Covid-19: Government must fund extra NHS capacity to tackle backlog, BMA urgesBMJ 2020; 370 doi: https://doi.org/10.1136/bmj.m3587 (Published 15 September 2020) Cite this as: BMJ 2020;370:m3587
BMA representatives have said that the government must fund extra NHS capacity to deal with the backlog of planned care caused by the covid-19 pandemic.
A motion passed by the association’s annual representative meeting, held virtually on Tuesday 15 September, noted the backlog of planned care resulting from the pandemic. Given the likely effect on NHS waiting lists, the motion called on the BMA to work with governments to develop a public information campaign on the likely timescale for the NHS to return to normal services.
Sakkaf Ahmed Aftab of the BMA’s Yorkshire Regional Council, who proposed the motion, outlined the seriousness of the backlog, highlighting estimates from the NHS Confederation that waiting lists may increase to 10 million by the end of this year.
He said, “Gradually because of this backlog, anger is growing among the waiting patients. It is important that the BMA works with the government to have a public information campaign to explain the constraint under which doctors are working, in order to maintain public trust in the NHS.
“We must ask the government for adequate funding to increase NHS capacity to address the backlog and the growing waiting lists.”
Representatives backed a separate part of the motion calling for the return of NHS funds that were paid to the private sector to retain capacity but have been underused during the pandemic. Aftab said, “This block booking is costing the NHS an estimated £400m [€434m; $517m] a month. Is this the best use of public money?”
“Endless” GP workload
But the meeting rejected calls for the BMA to promote inviting all patients on secondary care waiting lists to opt into a rescheduled appointment and an optional primary care review of the appointment’s appropriateness.

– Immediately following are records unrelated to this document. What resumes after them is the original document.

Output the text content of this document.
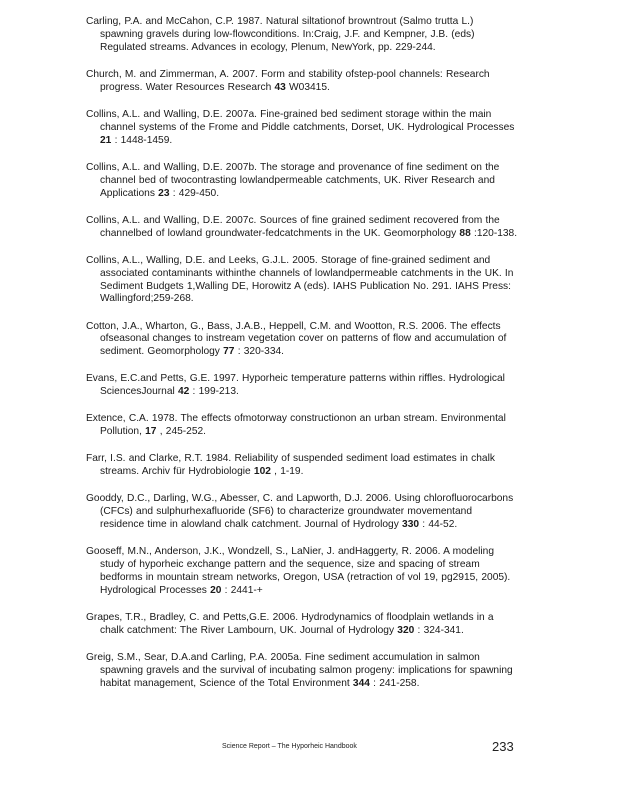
Carling, P.A. and McCahon, C.P. 1987. Natural siltationof browntrout (Salmo trutta L.) spawning gravels during low-flowconditions. In:Craig, J.F. and Kempner, J.B. (eds) Regulated streams. Advances in ecology, Plenum, NewYork, pp. 229-244.

Church, M. and Zimmerman, A. 2007. Form and stability ofstep-pool channels: Research progress. Water Resources Research 43 W03415.

Collins, A.L. and Walling, D.E. 2007a. Fine-grained bed sediment storage within the main channel systems of the Frome and Piddle catchments, Dorset, UK. Hydrological Processes 21 : 1448-1459.

Collins, A.L. and Walling, D.E. 2007b. The storage and provenance of fine sediment on the channel bed of twocontrasting lowlandpermeable catchments, UK. River Research and Applications 23 : 429-450.

Collins, A.L. and Walling, D.E. 2007c. Sources of fine grained sediment recovered from the channelbed of lowland groundwater-fedcatchments in the UK. Geomorphology 88 :120-138.

Collins, A.L., Walling, D.E. and Leeks, G.J.L. 2005. Storage of fine-grained sediment and associated contaminants withinthe channels of lowlandpermeable catchments in the UK. In Sediment Budgets 1,Walling DE, Horowitz A (eds). IAHS Publication No. 291. IAHS Press: Wallingford;259-268.

Cotton, J.A., Wharton, G., Bass, J.A.B., Heppell, C.M. and Wootton, R.S. 2006. The effects ofseasonal changes to instream vegetation cover on patterns of flow and accumulation of sediment. Geomorphology 77 : 320-334.

Evans, E.C.and Petts, G.E. 1997. Hyporheic temperature patterns within riffles. Hydrological SciencesJournal 42 : 199-213.

Extence, C.A. 1978. The effects ofmotorway constructionon an urban stream. Environmental Pollution, 17 , 245-252.

Farr, I.S. and Clarke, R.T. 1984. Reliability of suspended sediment load estimates in chalk streams. Archiv für Hydrobiologie 102 , 1-19.

Gooddy, D.C., Darling, W.G., Abesser, C. and Lapworth, D.J. 2006. Using chlorofluorocarbons (CFCs) and sulphurhexafluoride (SF6) to characterize groundwater movementand residence time in alowland chalk catchment. Journal of Hydrology 330 : 44-52.

Gooseff, M.N., Anderson, J.K., Wondzell, S., LaNier, J. andHaggerty, R. 2006. A modeling study of hyporheic exchange pattern and the sequence, size and spacing of stream bedforms in mountain stream networks, Oregon, USA (retraction of vol 19, pg2915, 2005). Hydrological Processes 20 : 2441-+

Grapes, T.R., Bradley, C. and Petts,G.E. 2006. Hydrodynamics of floodplain wetlands in a chalk catchment: The River Lambourn, UK. Journal of Hydrology 320 : 324-341.

Greig, S.M., Sear, D.A.and Carling, P.A. 2005a. Fine sediment accumulation in salmon spawning gravels and the survival of incubating salmon progeny: implications for spawning habitat management, Science of the Total Environment 344 : 241-258.

Science Report – The Hyporheic Handbook	233
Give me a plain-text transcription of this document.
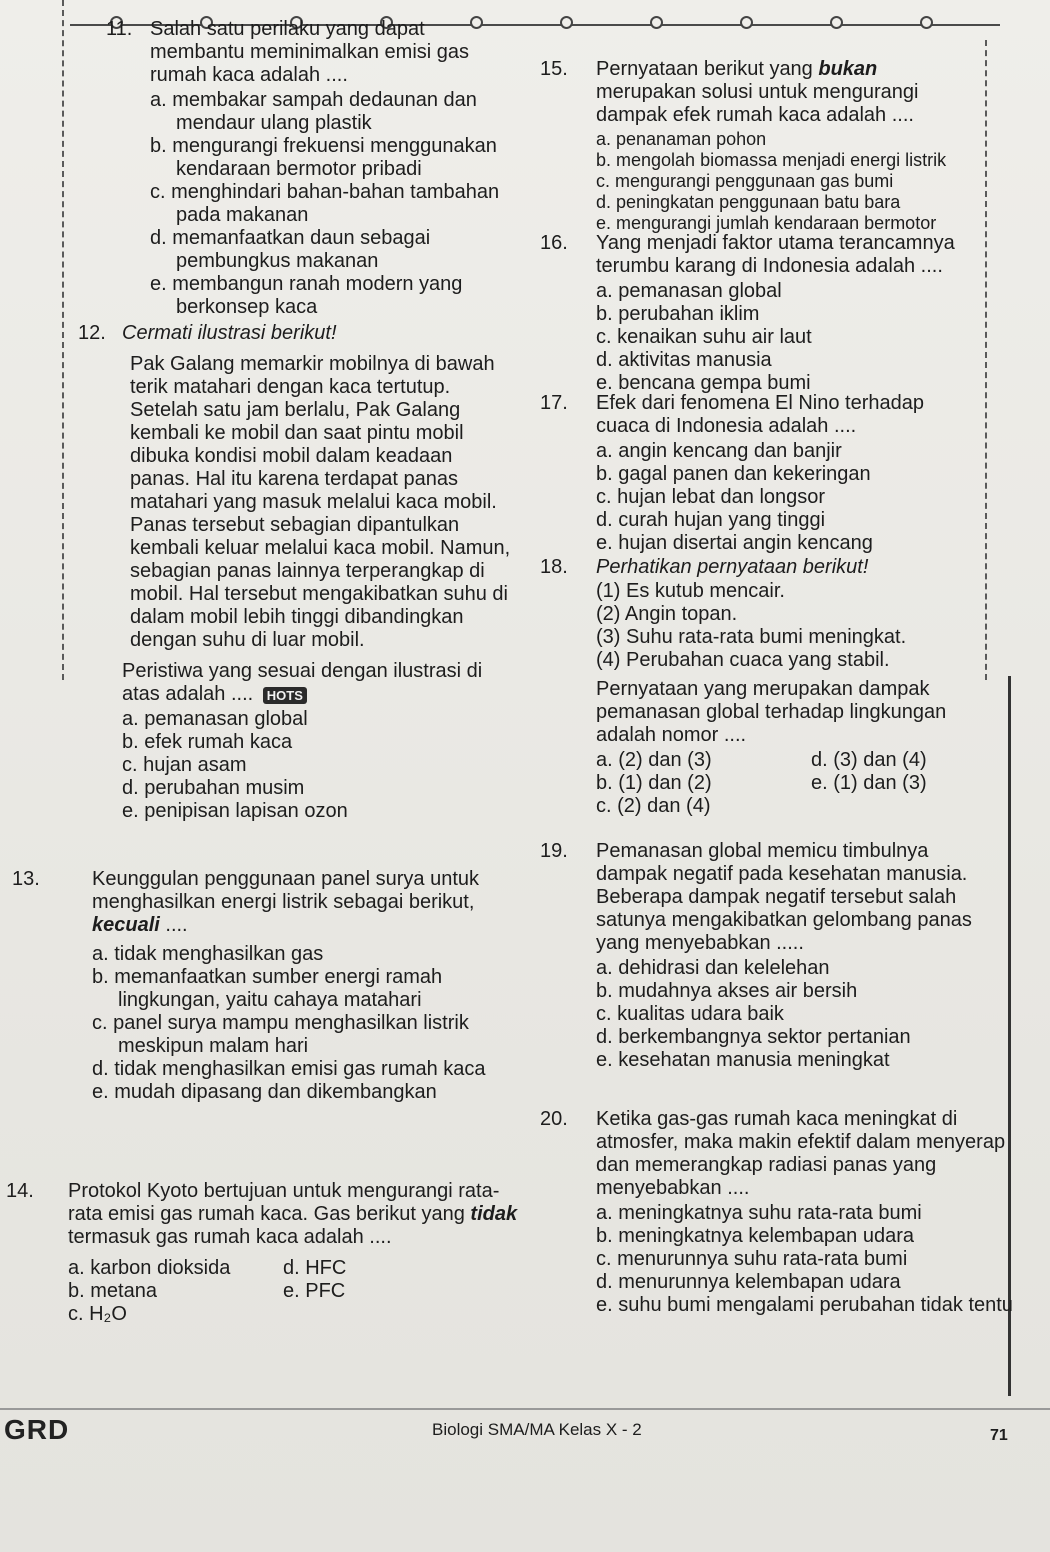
11. Salah satu perilaku yang dapat membantu meminimalkan emisi gas rumah kaca adalah ....

a. membakar sampah dedaunan dan mendaur ulang plastik

b. mengurangi frekuensi menggunakan kendaraan bermotor pribadi

c. menghindari bahan-bahan tambahan pada makanan

d. memanfaatkan daun sebagai pembungkus makanan

e. membangun ranah modern yang berkonsep kaca

12. Cermati ilustrasi berikut!

Pak Galang memarkir mobilnya di bawah terik matahari dengan kaca tertutup. Setelah satu jam berlalu, Pak Galang kembali ke mobil dan saat pintu mobil dibuka kondisi mobil dalam keadaan panas. Hal itu karena terdapat panas matahari yang masuk melalui kaca mobil. Panas tersebut sebagian dipantulkan kembali keluar melalui kaca mobil. Namun, sebagian panas lainnya terperangkap di mobil. Hal tersebut mengakibatkan suhu di dalam mobil lebih tinggi dibandingkan dengan suhu di luar mobil.

Peristiwa yang sesuai dengan ilustrasi di atas adalah .... HOTS

a. pemanasan global

b. efek rumah kaca

c. hujan asam

d. perubahan musim

e. penipisan lapisan ozon

13.	Keunggulan penggunaan panel surya untuk menghasilkan energi listrik sebagai berikut, kecuali ....

a. tidak menghasilkan gas

b. memanfaatkan sumber energi ramah lingkungan, yaitu cahaya matahari

c. panel surya mampu menghasilkan listrik meskipun malam hari

d. tidak menghasilkan emisi gas rumah kaca

e. mudah dipasang dan dikembangkan

14. Protokol Kyoto bertujuan untuk mengurangi rata-rata emisi gas rumah kaca. Gas berikut yang tidak termasuk gas rumah kaca adalah ....

a. karbon dioksida	d. HFC
b. metana	e. PFC
c. H₂O
15. Pernyataan berikut yang bukan merupakan solusi untuk mengurangi dampak efek rumah kaca adalah ....

a. penanaman pohon

b. mengolah biomassa menjadi energi listrik

c. mengurangi penggunaan gas bumi

d. peningkatan penggunaan batu bara

e. mengurangi jumlah kendaraan bermotor

16. Yang menjadi faktor utama terancamnya terumbu karang di Indonesia adalah ....

a. pemanasan global

b. perubahan iklim

c. kenaikan suhu air laut

d. aktivitas manusia

e. bencana gempa bumi

17. Efek dari fenomena El Nino terhadap cuaca di Indonesia adalah ....

a. angin kencang dan banjir

b. gagal panen dan kekeringan

c. hujan lebat dan longsor

d. curah hujan yang tinggi

e. hujan disertai angin kencang

18. Perhatikan pernyataan berikut!

(1) Es kutub mencair.

(2) Angin topan.

(3) Suhu rata-rata bumi meningkat.

(4) Perubahan cuaca yang stabil.

Pernyataan yang merupakan dampak pemanasan global terhadap lingkungan adalah nomor ....

a. (2) dan (3)	d. (3) dan (4)
b. (1) dan (2)	e. (1) dan (3)
c. (2) dan (4)
19. Pemanasan global memicu timbulnya dampak negatif pada kesehatan manusia. Beberapa dampak negatif tersebut salah satunya mengakibatkan gelombang panas yang menyebabkan .....

a. dehidrasi dan kelelehan

b. mudahnya akses air bersih

c. kualitas udara baik

d. berkembangnya sektor pertanian

e. kesehatan manusia meningkat

20. Ketika gas-gas rumah kaca meningkat di atmosfer, maka makin efektif dalam menyerap dan memerangkap radiasi panas yang menyebabkan ....

a. meningkatnya suhu rata-rata bumi

b. meningkatnya kelembapan udara

c. menurunnya suhu rata-rata bumi

d. menurunnya kelembapan udara

e. suhu bumi mengalami perubahan tidak tentu

GRD	Biologi SMA/MA Kelas X - 2	71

Shaba Nabi, a GP in Bristol who spoke against this strand of the motion, said, “I find the wording quite insulting, as it implies that many GP referrals are inappropriate. If the patient’s clinical condition has improved—which it can do over a three to six month period—then a separate commissioned pathway is required for assessing them, and that needs to be fully funded.
“General practice cannot continue to absorb this endless workload from secondary care.”
In his keynote speech to representatives the BMA council chair, Chaand Nagpaul, said that the responsibility was squarely on the government to be upfront about the scale of the backlog and to resource the NHS to reduce it.
Nagpaul said, “Doctors are naturally deeply concerned about these patients, and the government has a duty to the public to be honest about the scale of the backlog and how long it will take to clear—informed by the experiences of clinicians on the ground.
“And, while the government pledged to give the NHS ‘everything it needed’ to fight the early days of the outbreak in Britain, it must now do the same in ensuring the health service has the capacity to address the growing backlog in care, backed by guaranteed investment.”